Die Veranstaltung beginnt um 19 Uhr im Herbert-Wehner-Haus der SPD Harburg in der Julius-Ludowieg-Straße 9; der Eintritt ist frei.

Zu Gast bei den Nachbarn

Am Montag, dem 11. November, war Sören Schumacher zu Gast auf der Mitgliederversammlung des SPD Distrikts Harburg-Mitte. Dies nicht in seiner Eigenschaft als Vorsitzender des benachbarten Distrikts Harburg-Süd, sondern als Harburger Bürgerschatfsabgeordneter.

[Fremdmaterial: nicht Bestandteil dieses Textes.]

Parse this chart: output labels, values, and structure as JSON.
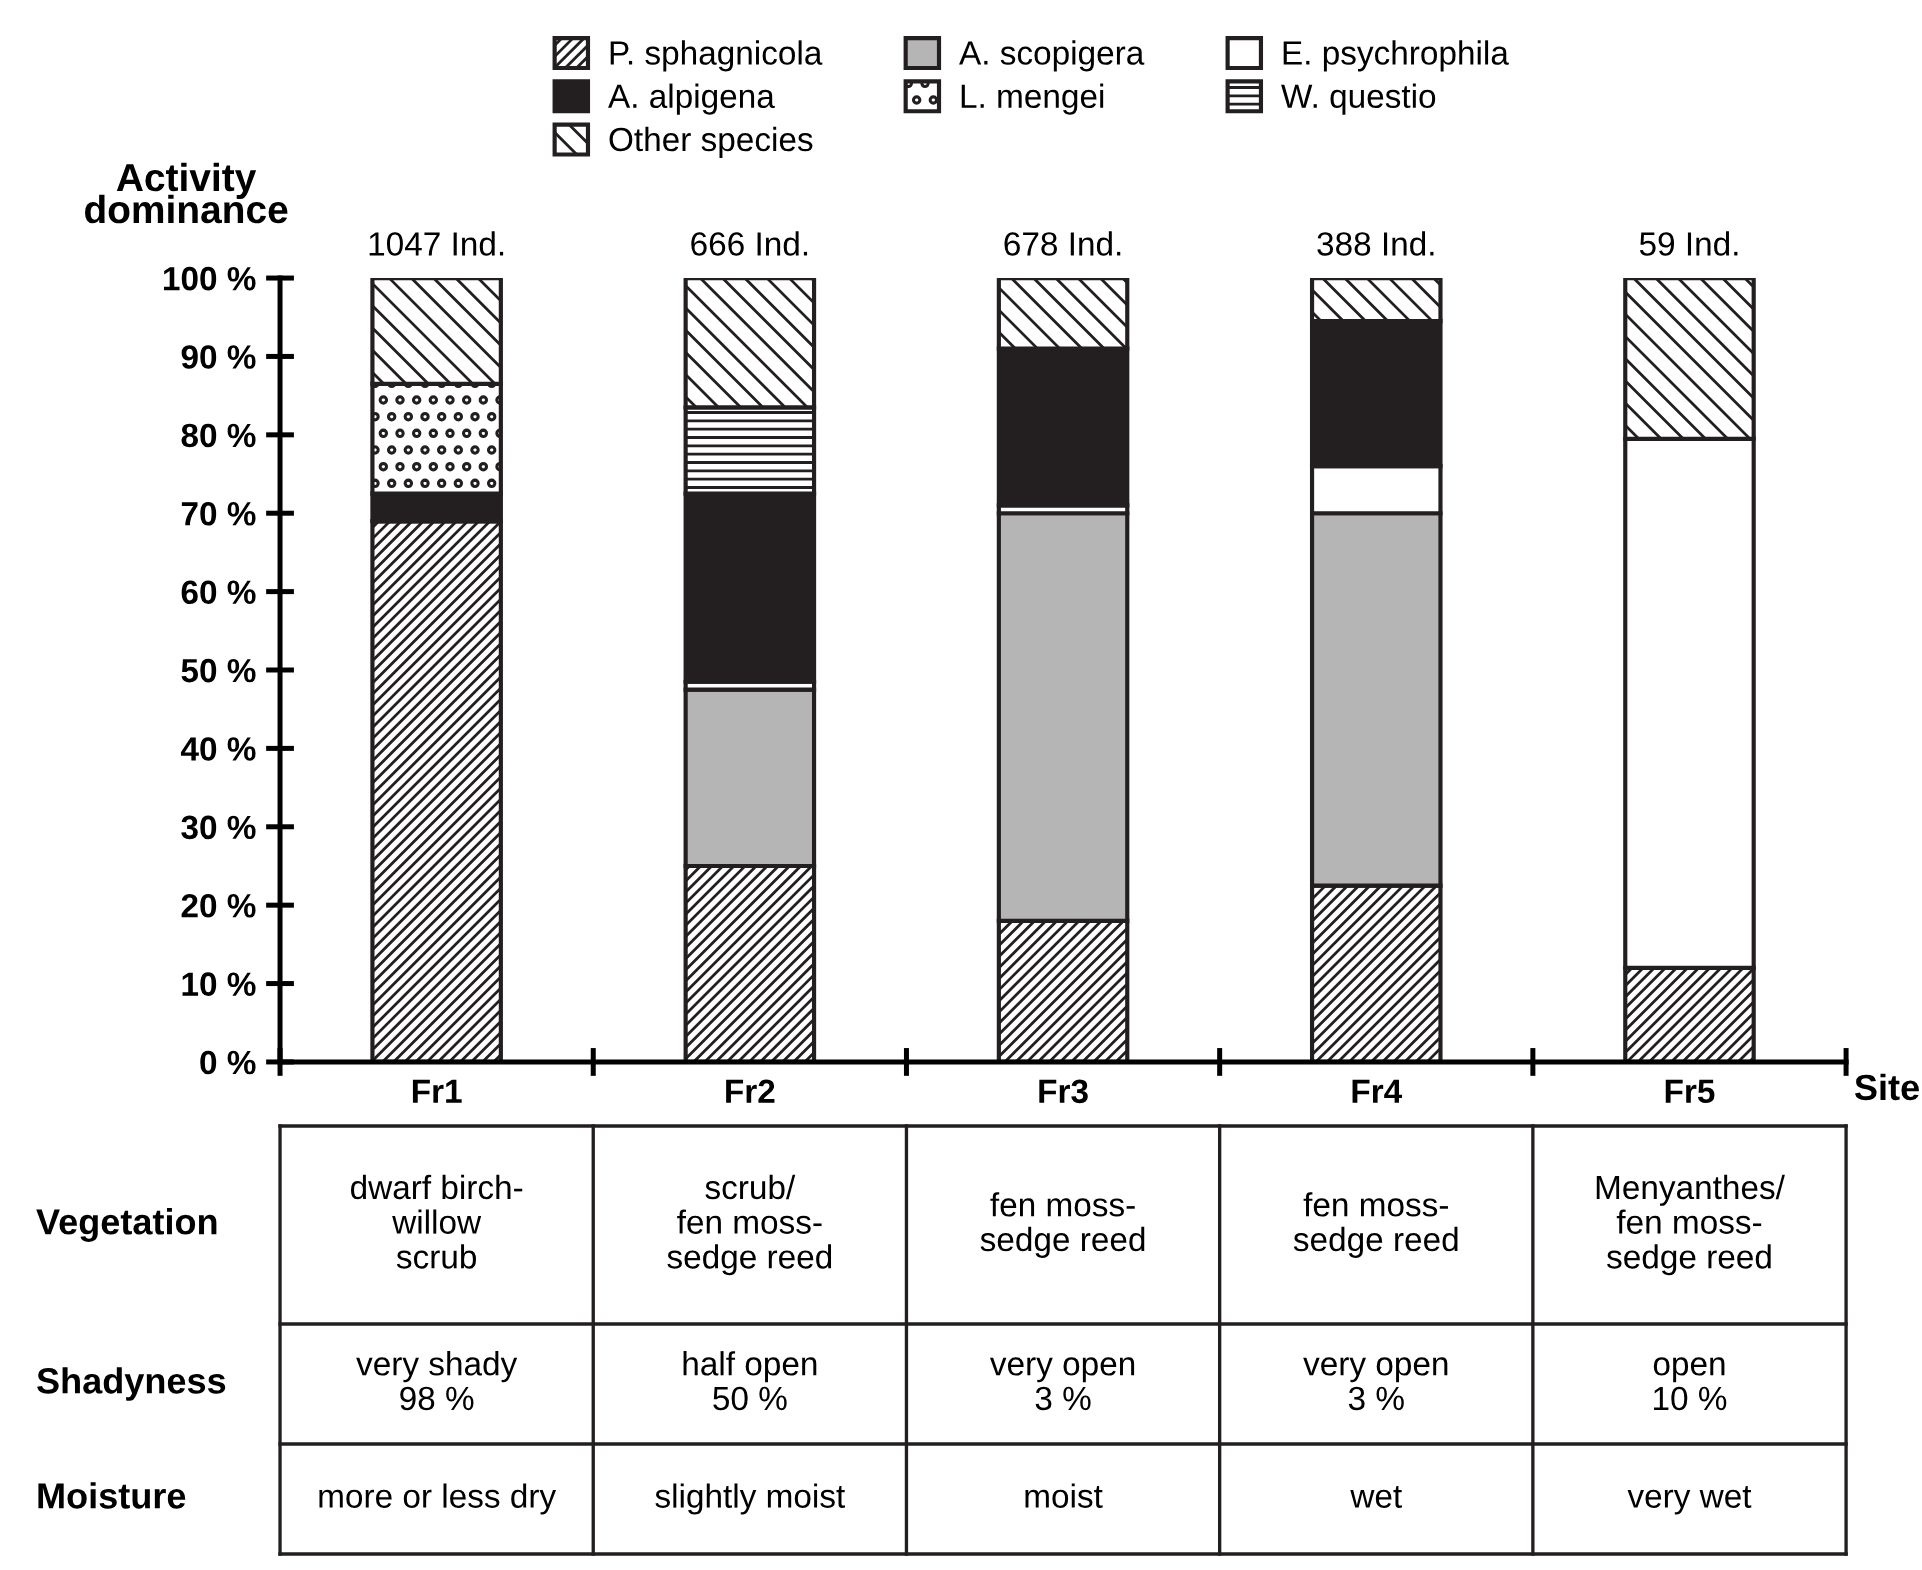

Die Sozialdemokraten aus Harburg-Mitte nutzten die Gelegenheit, aus erster Hand einen Bericht aus dem Rathaus zu erhalten. Mit besonderer Freude wurde die geplante Sanierung des Sportplatzes an der Außenmühle aufgenommen, von der viele bereits in der Presse gelesen hatten. Positiv wurde auch vermerkt, dass dank längerer Züge und erhöhter Taktfrequenz in absehbarer Zeit mit der seit langem geforderten Verbesserung der S-Bahn-Anbindung Harburgs zu rechnen ist.